By forcing companies to apply every two years for the protections of Section 230, as current proposals would, conservatives would not just hand the power to police online speech to government, but surely lead to a role for the trial bar, the most dependable financial supporters of the Democratic Party and organized left. In this environment, risk averse companies will avoid any remotely controversial content. Any platform brave enough to allow controversy will become the target of these litigious censors on behalf of clients “triggered” by one iconoclastic thought or another.
Conservatives must ask themselves: If you have a beef with Silicon Valley, is it an improvement to allow Silicon Valley to have the final say on what constitutes acceptable and “mainstream”? Diluting the protections of Section 230 will lead to homogenized content – an anodyne, PC-friendly domain of opinions as social media platforms remove any opinions that stray too far from the imposed norm. That is assuming some companies, such as cloud storage providers, simply stop moderation altogether and surrender their platforms to become the worst precincts of Reddit, full of the most hateful elements from society’s fringes.
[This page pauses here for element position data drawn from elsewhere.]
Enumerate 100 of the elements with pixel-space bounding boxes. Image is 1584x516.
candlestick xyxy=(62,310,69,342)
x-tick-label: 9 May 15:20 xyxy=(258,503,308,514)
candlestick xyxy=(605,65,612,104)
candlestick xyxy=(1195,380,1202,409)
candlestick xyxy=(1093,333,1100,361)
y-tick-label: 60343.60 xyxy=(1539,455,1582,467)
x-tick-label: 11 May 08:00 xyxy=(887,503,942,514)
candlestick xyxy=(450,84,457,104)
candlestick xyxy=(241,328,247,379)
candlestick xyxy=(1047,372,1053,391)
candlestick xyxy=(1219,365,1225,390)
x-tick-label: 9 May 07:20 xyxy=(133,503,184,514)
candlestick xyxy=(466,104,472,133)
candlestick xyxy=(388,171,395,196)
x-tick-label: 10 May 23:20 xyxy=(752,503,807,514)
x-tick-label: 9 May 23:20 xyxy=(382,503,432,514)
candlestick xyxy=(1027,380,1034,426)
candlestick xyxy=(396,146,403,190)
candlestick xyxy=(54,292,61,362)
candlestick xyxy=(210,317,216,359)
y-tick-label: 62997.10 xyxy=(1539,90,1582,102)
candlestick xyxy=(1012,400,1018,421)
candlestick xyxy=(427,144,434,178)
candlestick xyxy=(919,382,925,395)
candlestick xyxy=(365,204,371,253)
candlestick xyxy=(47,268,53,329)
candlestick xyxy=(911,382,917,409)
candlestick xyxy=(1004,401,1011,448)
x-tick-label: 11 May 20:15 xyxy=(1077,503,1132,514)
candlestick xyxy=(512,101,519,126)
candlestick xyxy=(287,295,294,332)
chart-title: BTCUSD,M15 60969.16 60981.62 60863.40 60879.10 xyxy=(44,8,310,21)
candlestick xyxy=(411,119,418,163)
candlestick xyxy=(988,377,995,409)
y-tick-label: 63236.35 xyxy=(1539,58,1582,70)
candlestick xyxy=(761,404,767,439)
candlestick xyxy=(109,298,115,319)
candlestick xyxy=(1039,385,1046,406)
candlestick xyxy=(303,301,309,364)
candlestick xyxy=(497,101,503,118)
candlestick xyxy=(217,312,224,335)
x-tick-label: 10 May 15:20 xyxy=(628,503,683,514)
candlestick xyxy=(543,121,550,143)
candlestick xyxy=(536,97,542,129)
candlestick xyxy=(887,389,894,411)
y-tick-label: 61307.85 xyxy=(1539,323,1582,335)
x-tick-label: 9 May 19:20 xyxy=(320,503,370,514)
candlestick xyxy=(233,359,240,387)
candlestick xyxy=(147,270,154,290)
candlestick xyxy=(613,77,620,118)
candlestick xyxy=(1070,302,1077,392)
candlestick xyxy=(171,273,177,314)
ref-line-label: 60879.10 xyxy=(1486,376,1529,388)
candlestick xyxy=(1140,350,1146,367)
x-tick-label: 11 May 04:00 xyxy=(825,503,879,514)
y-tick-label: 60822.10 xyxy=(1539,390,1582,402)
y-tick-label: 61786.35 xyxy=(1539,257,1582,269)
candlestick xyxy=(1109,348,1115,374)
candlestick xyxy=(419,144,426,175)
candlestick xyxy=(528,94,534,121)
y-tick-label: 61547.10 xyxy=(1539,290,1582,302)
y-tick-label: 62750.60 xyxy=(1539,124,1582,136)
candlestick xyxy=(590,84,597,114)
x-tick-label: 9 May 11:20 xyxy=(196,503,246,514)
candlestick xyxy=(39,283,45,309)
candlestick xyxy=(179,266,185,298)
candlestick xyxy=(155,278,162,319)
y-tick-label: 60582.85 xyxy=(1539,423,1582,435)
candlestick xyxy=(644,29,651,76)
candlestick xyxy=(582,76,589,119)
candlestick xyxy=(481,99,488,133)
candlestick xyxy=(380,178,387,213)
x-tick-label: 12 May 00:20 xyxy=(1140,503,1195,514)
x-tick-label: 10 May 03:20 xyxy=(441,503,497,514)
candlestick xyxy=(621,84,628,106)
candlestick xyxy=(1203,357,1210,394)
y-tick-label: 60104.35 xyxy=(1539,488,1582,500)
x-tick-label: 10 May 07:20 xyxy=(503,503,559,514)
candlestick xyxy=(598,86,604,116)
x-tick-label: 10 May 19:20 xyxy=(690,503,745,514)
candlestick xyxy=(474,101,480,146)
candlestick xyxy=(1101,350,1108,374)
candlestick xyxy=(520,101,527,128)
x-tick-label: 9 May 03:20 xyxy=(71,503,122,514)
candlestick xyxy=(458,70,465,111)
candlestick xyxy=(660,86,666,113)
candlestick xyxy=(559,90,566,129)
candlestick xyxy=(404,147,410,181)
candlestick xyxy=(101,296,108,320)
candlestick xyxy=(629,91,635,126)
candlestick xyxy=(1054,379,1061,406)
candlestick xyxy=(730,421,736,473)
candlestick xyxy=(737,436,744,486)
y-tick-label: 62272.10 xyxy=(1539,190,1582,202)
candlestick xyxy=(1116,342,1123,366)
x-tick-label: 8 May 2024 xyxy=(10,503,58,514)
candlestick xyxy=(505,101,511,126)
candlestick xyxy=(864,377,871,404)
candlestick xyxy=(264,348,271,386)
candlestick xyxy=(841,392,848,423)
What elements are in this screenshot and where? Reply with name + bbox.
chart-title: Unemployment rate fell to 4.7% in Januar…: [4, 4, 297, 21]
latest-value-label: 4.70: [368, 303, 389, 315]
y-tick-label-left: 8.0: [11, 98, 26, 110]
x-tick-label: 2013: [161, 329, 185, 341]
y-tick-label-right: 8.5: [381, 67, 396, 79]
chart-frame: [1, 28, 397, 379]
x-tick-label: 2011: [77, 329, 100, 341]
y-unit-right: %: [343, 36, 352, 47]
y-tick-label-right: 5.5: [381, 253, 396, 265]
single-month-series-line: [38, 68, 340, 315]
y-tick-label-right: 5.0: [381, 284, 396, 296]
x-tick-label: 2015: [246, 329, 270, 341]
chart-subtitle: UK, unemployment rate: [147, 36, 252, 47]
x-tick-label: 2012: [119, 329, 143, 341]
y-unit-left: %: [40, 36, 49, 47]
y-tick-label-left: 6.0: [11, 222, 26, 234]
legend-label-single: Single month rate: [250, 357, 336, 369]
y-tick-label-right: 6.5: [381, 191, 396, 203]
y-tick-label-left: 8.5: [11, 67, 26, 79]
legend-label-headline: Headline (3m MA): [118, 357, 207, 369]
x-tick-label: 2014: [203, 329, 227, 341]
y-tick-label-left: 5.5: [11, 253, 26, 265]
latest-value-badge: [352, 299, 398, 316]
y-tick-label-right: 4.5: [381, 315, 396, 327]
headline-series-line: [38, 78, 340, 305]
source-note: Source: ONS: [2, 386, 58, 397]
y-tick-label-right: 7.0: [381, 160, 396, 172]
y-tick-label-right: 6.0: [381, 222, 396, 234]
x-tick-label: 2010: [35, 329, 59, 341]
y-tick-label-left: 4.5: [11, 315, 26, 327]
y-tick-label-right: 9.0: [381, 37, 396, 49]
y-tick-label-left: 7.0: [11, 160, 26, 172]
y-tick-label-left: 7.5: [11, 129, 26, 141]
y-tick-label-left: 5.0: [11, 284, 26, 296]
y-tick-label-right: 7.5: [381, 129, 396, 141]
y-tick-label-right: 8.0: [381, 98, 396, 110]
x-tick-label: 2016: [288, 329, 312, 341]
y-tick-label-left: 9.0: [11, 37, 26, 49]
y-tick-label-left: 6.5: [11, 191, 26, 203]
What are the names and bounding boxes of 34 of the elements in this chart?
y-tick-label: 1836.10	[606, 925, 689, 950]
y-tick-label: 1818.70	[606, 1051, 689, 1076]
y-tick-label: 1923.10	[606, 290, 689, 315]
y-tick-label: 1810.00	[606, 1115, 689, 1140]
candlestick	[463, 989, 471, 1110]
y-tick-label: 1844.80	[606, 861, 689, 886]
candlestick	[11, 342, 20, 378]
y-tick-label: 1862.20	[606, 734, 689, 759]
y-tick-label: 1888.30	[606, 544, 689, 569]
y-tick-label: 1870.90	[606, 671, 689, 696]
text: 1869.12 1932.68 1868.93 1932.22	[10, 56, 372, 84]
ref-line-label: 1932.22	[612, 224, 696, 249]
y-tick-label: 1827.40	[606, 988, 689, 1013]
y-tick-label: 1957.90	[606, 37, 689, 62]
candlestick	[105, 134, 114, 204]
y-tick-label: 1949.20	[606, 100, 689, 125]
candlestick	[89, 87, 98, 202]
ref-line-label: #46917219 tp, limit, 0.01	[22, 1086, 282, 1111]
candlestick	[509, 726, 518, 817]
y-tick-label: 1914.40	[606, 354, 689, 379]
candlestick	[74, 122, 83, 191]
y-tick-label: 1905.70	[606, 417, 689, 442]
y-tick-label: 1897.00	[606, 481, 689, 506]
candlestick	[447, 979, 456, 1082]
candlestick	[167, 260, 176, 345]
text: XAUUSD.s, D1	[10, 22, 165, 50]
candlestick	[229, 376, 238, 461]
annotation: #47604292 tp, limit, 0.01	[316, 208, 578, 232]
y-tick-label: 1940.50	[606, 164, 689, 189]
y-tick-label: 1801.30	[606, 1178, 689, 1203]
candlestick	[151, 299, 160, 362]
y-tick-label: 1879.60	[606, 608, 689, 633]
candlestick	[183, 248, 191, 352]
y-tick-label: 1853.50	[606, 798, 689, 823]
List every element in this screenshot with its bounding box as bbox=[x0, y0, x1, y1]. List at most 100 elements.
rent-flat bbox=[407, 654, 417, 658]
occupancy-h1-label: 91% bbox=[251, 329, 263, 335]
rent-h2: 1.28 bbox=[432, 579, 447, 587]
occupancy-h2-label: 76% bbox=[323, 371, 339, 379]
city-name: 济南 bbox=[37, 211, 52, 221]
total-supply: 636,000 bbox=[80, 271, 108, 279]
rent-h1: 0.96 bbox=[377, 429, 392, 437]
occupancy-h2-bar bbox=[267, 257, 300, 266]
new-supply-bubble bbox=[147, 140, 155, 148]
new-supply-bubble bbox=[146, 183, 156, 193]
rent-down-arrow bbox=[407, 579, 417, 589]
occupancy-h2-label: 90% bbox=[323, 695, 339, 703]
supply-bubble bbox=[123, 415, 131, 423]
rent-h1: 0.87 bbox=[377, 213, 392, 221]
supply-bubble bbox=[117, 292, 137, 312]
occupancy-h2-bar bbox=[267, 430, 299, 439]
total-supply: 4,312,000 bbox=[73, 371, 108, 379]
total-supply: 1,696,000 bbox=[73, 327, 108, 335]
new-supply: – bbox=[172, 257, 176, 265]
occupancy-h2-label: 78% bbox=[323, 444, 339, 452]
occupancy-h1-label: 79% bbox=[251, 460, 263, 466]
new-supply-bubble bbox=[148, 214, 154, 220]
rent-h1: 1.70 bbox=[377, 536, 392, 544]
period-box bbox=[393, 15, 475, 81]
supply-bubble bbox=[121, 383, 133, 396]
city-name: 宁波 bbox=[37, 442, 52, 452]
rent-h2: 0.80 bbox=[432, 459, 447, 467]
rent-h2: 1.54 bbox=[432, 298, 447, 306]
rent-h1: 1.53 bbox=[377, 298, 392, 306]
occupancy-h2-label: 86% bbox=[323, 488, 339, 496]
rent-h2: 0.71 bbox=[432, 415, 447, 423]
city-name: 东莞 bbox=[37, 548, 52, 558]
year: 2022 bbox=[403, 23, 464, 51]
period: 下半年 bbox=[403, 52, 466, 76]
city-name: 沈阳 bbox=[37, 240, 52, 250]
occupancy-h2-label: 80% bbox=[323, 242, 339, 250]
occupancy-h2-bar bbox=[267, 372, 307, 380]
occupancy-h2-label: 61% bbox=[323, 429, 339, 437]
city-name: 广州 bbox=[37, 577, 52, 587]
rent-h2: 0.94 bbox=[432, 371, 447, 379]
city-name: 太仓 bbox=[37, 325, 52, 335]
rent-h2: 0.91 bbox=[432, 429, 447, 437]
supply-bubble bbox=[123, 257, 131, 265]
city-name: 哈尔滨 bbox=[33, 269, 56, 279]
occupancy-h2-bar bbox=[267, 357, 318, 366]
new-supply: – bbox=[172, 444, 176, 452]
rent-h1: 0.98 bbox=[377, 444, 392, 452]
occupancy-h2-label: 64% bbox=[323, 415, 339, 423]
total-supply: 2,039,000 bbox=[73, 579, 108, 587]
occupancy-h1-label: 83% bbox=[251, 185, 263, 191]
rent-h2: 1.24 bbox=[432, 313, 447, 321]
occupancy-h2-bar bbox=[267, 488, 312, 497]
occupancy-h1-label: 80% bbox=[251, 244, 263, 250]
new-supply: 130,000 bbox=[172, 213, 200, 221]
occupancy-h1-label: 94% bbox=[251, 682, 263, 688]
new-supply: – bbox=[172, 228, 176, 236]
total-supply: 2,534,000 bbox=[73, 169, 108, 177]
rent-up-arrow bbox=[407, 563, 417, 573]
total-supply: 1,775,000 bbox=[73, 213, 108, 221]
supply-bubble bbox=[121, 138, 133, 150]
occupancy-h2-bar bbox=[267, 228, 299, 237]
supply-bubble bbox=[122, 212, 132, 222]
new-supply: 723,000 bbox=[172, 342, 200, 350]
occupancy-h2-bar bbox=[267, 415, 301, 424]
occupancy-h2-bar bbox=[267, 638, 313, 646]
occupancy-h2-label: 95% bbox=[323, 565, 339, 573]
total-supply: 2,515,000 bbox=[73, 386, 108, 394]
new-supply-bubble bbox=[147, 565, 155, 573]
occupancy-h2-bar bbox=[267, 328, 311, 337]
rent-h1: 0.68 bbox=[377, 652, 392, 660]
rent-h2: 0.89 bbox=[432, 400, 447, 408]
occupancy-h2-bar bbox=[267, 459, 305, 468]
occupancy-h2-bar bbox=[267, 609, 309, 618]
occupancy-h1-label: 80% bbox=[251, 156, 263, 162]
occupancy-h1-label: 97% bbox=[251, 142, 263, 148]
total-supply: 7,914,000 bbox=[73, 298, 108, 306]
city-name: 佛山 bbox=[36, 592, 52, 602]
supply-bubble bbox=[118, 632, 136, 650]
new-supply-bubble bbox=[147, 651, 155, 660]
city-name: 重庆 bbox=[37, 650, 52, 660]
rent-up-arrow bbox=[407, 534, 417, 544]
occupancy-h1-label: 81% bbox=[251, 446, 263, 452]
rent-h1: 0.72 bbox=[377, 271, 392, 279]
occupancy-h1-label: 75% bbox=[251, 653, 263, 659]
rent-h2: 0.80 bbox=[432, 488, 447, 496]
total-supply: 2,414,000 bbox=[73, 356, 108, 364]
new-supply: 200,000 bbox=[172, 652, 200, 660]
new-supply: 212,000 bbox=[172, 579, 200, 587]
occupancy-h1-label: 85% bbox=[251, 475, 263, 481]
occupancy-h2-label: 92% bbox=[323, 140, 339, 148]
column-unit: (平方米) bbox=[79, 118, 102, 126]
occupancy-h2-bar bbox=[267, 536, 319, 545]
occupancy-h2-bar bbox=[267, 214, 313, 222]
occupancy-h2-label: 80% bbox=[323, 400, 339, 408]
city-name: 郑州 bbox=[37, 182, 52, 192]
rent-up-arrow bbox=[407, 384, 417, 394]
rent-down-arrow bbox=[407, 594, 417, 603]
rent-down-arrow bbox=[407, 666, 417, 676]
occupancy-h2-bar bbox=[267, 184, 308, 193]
Combined with the already trigger-happy mediation of social media companies, this is likely to make conservative discourse online nearly impossible. Which post in our current environment is more likely to receive condemnation as criminal: One justifying protest-related looting? Or one making a connection between some protest organizers and looters? Add in the threat of lawsuits, and censoring conservative viewpoints will become default, even algorithmic.
If conservatives – out of frustration from flagged tweets and a handful of deleted campaign ads – punitively use antitrust law and enact public control of content, it will be marked by historians as the suicide of free speech. If conservatives truly believe in the marketplace of ideas, we need to keep that marketplace as unencumbered as possible.